Draft Details

The present document specifies technical cybersecurity product requirements and corresponding assessment criteria for 
boot managers. The products with digital elements in scope, there after "the products": 
• are specified within the technical description of the category of product number 8 by the Commission 
Implementing Regulation (EU) 2025/2392 [i.2] as: - 
"Software products with digital elements that manage the process of initial system startup after power 
on/restart by initialising hardware, loading or transferring control to the operating system environment or 
system resources, and selecting boot options. This category includes but is not limited to UEFI firmware, 
single-stage and multi-stage boot loaders." 
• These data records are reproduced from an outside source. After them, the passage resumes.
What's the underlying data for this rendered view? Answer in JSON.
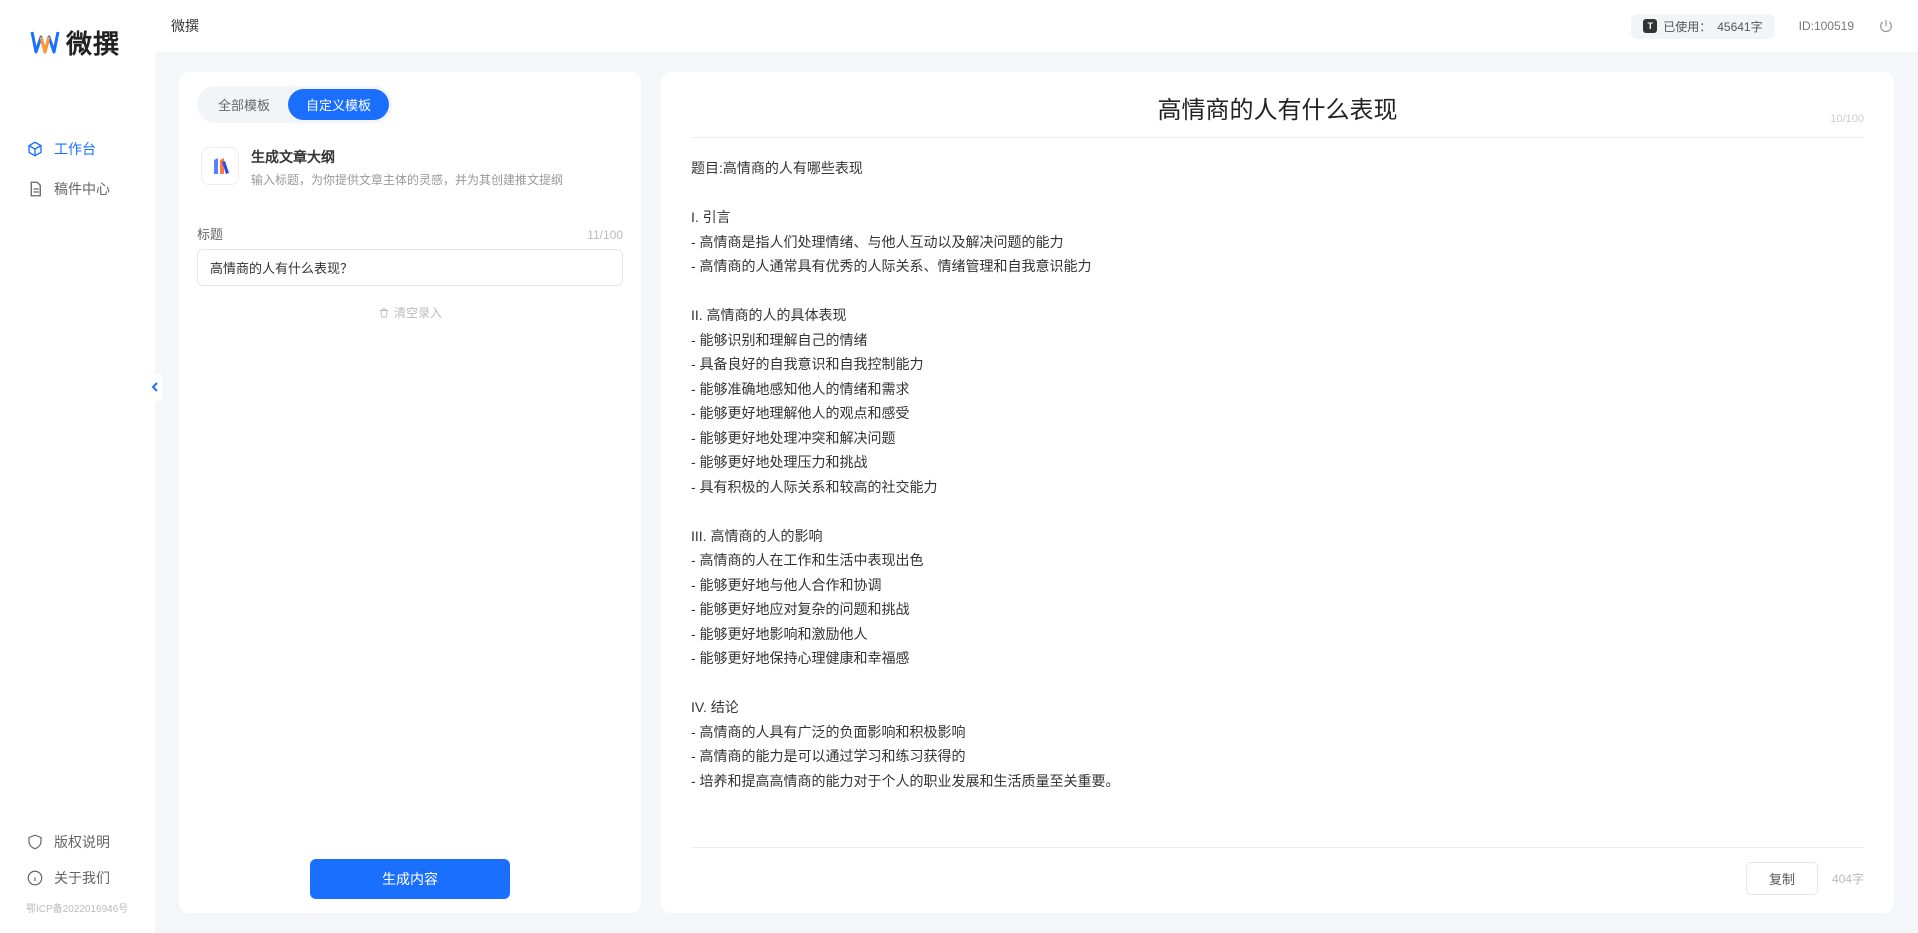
{
  "brand": {
    "name": "微撰"
  },
  "header": {
    "title": "微撰",
    "usage_label": "已使用：",
    "usage_value": "45641字",
    "id_label": "ID:",
    "id_value": "100519"
  },
  "sidebar": {
    "nav": [
      {
        "label": "工作台",
        "icon": "cube-icon",
        "active": true
      },
      {
        "label": "稿件中心",
        "icon": "doc-icon",
        "active": false
      }
    ],
    "footer": [
      {
        "label": "版权说明",
        "icon": "shield-icon"
      },
      {
        "label": "关于我们",
        "icon": "info-icon"
      }
    ],
    "icp": "鄂ICP备2022016946号"
  },
  "left": {
    "tabs": [
      {
        "label": "全部模板",
        "active": false
      },
      {
        "label": "自定义模板",
        "active": true
      }
    ],
    "template": {
      "title": "生成文章大纲",
      "desc": "输入标题，为你提供文章主体的灵感，并为其创建推文提纲"
    },
    "field_label": "标题",
    "field_count": "11/100",
    "title_value": "高情商的人有什么表现？",
    "clear_label": "清空录入",
    "generate_label": "生成内容"
  },
  "right": {
    "title": "高情商的人有什么表现",
    "title_count": "10/100",
    "body": "题目:高情商的人有哪些表现\n\nI. 引言\n- 高情商是指人们处理情绪、与他人互动以及解决问题的能力\n- 高情商的人通常具有优秀的人际关系、情绪管理和自我意识能力\n\nII. 高情商的人的具体表现\n- 能够识别和理解自己的情绪\n- 具备良好的自我意识和自我控制能力\n- 能够准确地感知他人的情绪和需求\n- 能够更好地理解他人的观点和感受\n- 能够更好地处理冲突和解决问题\n- 能够更好地处理压力和挑战\n- 具有积极的人际关系和较高的社交能力\n\nIII. 高情商的人的影响\n- 高情商的人在工作和生活中表现出色\n- 能够更好地与他人合作和协调\n- 能够更好地应对复杂的问题和挑战\n- 能够更好地影响和激励他人\n- 能够更好地保持心理健康和幸福感\n\nIV. 结论\n- 高情商的人具有广泛的负面影响和积极影响\n- 高情商的能力是可以通过学习和练习获得的\n- 培养和提高高情商的能力对于个人的职业发展和生活质量至关重要。",
    "copy_label": "复制",
    "word_count": "404字"
  }
}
• are only covered within the product context described in clause 4. 
The scope covers software and firmware components that manage the boot process from power-on through 
establishment of the chain of trust to handoff to the boot target. Products in scope include boot management software 
and firmware regardless of distribution model or integration level. These are: 
• System firmware that performs hardware initialisation and boot management. 
• Bootloaders that manage boot target selection, verification, and loading. 
• Embedded boot firmware in IoT and embedded devices. 
• Network boot implementations enabling remote boot capabilities. 
• Boot managers that integrate with hardware security components for chain of trust establishment. 
NOTE 1: Boot managers may be single-stage (direct loading) or multi-stage (staged verification). 
NOTE 2: For microcontrollers (MCUs) and microprocessors (MPUs): 
• Silicon-integrated immutable firmware: Mask ROM, fused code, or boot firmware integrated during chip 
manufacturing is assessed as part of MCU/MPU hardware under semiconductor standards. 
• Updateable boot managers: Boot software in flash storage (including OTP programmed post-manufacture) is 
assessed using the present document when distinctly identifiable or independently updatable. 
NOTE 3: Runtime services executing after boot target handoff (such as secure monitor mode handlers or attestation 
services) are in scope only if they provide verification or attestation services to the boot process itself, not 
to the boot target. 
The present document covers those products to demonstrate compliance with essential cybersecurity requirements in the 
Regulation (EU) 2024/2847 [i.1], Annex I Part I under the conditions identified in Annex A.